- Born: 4 October 2010 (age 15) Sofia

Gymnastics career
- Discipline: Rhythmic gymnastics
- Country represented: Bulgaria (2023-)
- Club: Levski
- Medal record
Rhythmic Gymnastics
Representing Bulgaria
Junior World Championships
| Gold medal – first place | 2025 Sofia | Team |
| Gold medal – first place | 2025 Sofia | All-around |
| Gold medal – first place | 2025 Sofia | 5 Hoops |
| Bronze medal – third place | 2025 Sofia | 10 Clubs |
European Cup
| Gold medal – first place | 2025 Baku | Junior Group All-Around |
| Gold medal – first place | 2025 Baku | 5 Hoops |
| Gold medal – first place | 2025 Baku | 10 Clubs |
| Gold medal – first place | 2025 Burgas | Junior Group All-Around |
| Gold medal – first place | 2025 Burgas | 5 Hoops |
| Gold medal – first place | 2025 Burgas | 10 Clubs |
Junior European Championships
| Bronze medal – third place | 2025 Tallinn | 10 Clubs |

= Anania Dimitrova =

Bulgarian rhythmic gymnast

Anania Dimitrova (Анания Димитрова, born 4 October 2010) is a Bulgarian rhythmic gymnast. She represents Bulgaria in international competitions.

== Career ==
In May 2022 Dimitrova won the national title with ribbon. In 2023 she, Mia Alexandrova, Arina Shvets, Danaya Atanasova, Ivon Boshkilova, Radina Stoyanova, Plamena Petrova, Antonia Marinova, Eleonora Ivanova and Eva Emilova won bronze in the national club championships as part of Iliana. In October she entered the national team of Bulgaria. Later she won bronze with club at the Aura Cup in Zagreb.

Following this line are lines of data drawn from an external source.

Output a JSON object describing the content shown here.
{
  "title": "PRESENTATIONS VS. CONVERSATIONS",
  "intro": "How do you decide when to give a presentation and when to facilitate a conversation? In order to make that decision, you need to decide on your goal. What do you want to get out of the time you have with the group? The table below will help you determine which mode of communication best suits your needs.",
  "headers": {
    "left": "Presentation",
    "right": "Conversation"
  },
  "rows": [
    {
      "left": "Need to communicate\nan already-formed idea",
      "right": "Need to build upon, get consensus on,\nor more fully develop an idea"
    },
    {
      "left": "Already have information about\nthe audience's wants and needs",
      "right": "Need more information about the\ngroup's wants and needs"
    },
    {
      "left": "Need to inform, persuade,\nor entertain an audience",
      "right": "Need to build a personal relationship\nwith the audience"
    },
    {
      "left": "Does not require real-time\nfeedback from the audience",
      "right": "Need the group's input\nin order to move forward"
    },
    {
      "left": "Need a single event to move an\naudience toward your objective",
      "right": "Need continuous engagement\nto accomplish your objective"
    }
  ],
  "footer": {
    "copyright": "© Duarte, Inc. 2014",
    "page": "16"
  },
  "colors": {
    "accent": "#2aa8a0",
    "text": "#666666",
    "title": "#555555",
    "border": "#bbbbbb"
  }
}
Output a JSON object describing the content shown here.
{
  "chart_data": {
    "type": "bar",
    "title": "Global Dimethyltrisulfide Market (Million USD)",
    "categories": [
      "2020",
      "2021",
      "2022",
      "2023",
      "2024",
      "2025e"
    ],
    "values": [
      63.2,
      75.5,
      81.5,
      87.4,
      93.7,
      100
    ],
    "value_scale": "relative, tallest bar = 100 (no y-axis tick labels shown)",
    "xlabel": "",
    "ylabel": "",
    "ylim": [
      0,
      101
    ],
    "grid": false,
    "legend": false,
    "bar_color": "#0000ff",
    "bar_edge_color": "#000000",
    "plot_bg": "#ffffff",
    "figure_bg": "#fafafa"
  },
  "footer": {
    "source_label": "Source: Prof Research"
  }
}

The following year she was selected for the national junior group. In 2025 she won silver overall and gold with 5 hoops at the Bosphorus Cup. Later the group won bronze in the All-Around and gold with 5 hoops at the Aphrodite Cup in Athens. At the Sofia Cup they won gold in the All-Around and with 5 hoops. Competing at the European Cup in Baku the group won all three gold medals. They repeated the same results in Burgas. In May she took part in the European Championships in Tallinn, where she helped the group win bronze with 10 clubs.